# Show that the ratio of the sum of first n terms of a G.P. to the sum of terms from

Question:

Show that the ratio of the sum of first n terms of a G.P. to the sum of terms from $(n+1)^{\text {th }}$ to $(2 n)^{\text {th }}$ term is $\frac{1}{r^{n}}$.

Solution:

Let $a$ be the first term and $r$ be the common ratio of the G.P.

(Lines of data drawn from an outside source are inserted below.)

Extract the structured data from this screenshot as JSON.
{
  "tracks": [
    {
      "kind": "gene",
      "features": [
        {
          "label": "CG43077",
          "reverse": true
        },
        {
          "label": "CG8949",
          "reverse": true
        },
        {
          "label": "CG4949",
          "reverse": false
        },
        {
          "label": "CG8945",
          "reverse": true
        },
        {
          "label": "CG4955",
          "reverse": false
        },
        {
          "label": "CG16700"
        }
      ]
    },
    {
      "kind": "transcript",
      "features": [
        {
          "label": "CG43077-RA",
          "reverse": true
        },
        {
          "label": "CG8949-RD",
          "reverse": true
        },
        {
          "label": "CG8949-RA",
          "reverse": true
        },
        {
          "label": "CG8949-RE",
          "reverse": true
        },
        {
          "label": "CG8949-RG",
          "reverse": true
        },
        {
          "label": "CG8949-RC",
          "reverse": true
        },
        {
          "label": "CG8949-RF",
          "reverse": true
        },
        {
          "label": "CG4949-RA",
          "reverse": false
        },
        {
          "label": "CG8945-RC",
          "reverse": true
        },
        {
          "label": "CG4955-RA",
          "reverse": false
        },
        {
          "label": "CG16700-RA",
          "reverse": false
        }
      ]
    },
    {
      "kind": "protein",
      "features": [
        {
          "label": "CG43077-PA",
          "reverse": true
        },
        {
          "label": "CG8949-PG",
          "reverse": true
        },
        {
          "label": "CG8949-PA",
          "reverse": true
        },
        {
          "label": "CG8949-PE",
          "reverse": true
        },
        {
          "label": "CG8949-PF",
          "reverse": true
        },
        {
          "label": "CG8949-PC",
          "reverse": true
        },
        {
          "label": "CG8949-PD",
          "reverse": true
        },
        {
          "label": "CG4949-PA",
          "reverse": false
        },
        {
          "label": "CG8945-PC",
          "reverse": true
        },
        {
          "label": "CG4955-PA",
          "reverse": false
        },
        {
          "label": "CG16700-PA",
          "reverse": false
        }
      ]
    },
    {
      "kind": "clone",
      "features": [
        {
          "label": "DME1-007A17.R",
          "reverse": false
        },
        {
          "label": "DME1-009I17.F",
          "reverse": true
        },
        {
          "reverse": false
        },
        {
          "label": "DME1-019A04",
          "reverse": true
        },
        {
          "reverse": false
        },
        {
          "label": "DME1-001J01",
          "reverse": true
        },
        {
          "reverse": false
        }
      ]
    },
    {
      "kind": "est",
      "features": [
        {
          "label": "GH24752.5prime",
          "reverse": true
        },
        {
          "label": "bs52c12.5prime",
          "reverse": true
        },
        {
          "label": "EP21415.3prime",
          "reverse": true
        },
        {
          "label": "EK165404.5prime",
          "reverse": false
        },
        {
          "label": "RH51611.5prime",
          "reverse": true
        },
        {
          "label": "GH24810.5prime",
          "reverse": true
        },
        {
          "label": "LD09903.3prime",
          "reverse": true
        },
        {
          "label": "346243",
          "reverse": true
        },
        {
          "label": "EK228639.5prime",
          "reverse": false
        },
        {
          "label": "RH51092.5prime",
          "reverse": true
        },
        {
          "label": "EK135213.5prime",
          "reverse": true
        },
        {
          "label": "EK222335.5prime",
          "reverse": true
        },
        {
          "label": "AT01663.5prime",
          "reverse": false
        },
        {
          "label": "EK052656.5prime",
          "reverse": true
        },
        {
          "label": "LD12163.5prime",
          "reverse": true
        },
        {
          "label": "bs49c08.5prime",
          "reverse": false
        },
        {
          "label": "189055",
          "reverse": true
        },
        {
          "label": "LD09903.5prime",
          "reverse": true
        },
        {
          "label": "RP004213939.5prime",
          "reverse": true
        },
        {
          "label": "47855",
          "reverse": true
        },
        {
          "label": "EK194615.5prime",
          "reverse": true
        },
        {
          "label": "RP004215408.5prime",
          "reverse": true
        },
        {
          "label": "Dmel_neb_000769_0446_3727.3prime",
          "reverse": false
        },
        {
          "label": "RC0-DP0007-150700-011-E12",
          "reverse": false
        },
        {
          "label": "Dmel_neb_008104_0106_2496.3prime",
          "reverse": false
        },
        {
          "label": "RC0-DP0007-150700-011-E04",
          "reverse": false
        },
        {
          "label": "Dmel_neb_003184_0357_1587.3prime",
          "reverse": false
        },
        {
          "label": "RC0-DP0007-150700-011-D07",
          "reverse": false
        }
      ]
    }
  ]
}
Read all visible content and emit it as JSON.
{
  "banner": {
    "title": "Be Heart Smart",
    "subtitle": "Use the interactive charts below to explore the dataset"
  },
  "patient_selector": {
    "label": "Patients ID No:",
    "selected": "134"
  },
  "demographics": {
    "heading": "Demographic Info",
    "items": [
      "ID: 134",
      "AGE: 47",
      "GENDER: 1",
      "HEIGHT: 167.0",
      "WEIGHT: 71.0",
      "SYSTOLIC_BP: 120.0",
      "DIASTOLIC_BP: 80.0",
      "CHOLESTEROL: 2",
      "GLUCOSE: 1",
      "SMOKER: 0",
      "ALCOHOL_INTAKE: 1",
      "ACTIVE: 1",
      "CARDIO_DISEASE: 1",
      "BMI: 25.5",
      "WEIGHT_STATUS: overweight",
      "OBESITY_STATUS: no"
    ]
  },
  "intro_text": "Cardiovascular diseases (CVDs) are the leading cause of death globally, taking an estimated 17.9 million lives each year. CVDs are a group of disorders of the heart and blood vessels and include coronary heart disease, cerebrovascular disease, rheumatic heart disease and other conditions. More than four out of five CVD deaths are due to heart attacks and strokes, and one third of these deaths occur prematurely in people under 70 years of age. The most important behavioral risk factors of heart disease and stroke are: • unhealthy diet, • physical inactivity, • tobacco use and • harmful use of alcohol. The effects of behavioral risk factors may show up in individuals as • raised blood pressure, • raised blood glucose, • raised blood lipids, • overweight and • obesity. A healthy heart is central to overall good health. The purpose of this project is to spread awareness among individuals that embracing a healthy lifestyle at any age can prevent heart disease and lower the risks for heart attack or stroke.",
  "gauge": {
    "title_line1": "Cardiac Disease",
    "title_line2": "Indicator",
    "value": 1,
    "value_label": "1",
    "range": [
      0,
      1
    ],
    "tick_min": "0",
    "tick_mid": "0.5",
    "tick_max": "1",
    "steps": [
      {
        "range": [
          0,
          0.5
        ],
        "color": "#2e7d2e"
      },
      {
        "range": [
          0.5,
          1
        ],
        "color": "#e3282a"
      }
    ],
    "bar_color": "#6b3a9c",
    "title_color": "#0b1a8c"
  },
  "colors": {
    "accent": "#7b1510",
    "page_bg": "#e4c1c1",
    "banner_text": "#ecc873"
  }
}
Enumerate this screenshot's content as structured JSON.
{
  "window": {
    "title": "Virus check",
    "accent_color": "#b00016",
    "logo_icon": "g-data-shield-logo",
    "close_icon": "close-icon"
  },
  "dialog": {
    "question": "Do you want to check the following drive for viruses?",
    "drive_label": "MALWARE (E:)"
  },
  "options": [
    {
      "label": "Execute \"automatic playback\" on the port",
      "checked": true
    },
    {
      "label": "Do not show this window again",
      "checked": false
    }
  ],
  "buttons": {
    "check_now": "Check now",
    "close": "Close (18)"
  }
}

Sum of first $\mathrm{n}$ terms $=\frac{\mathrm{a}\left(1-\mathrm{r}^{\mathrm{n}}\right)}{(1-\mathrm{r})}$

Since there are $n$ terms from $(n+1)^{\text {th }}$ to $(2 n)^{\text {th }}$ term,

Sum of terms from $(n+1)^{\text {th }}$ to $(2 n)^{\text {th }}$ term $=\frac{\mathrm{a}_{\mathrm{n}+1}\left(1-\mathrm{r}^{\mathrm{n}}\right)}{(1-\mathrm{r})}$

$a^{n+1}=a r^{n+1-1}=a r^{n}$

Thus, required ratio $=\frac{a\left(1-r^{n}\right)}{(1-r)} \times \frac{(1-r)}{a r^{n}\left(1-r^{n}\right)}=\frac{1}{r^{n}}$

Thus, the ratio of the sum of first $n$ terms of a G.P. to the sum of terms from $(n+1)^{\text {th }}$ to $(2 n)^{\text {th }}$ term is ${ }^{\frac{1}{n^{n}}}$.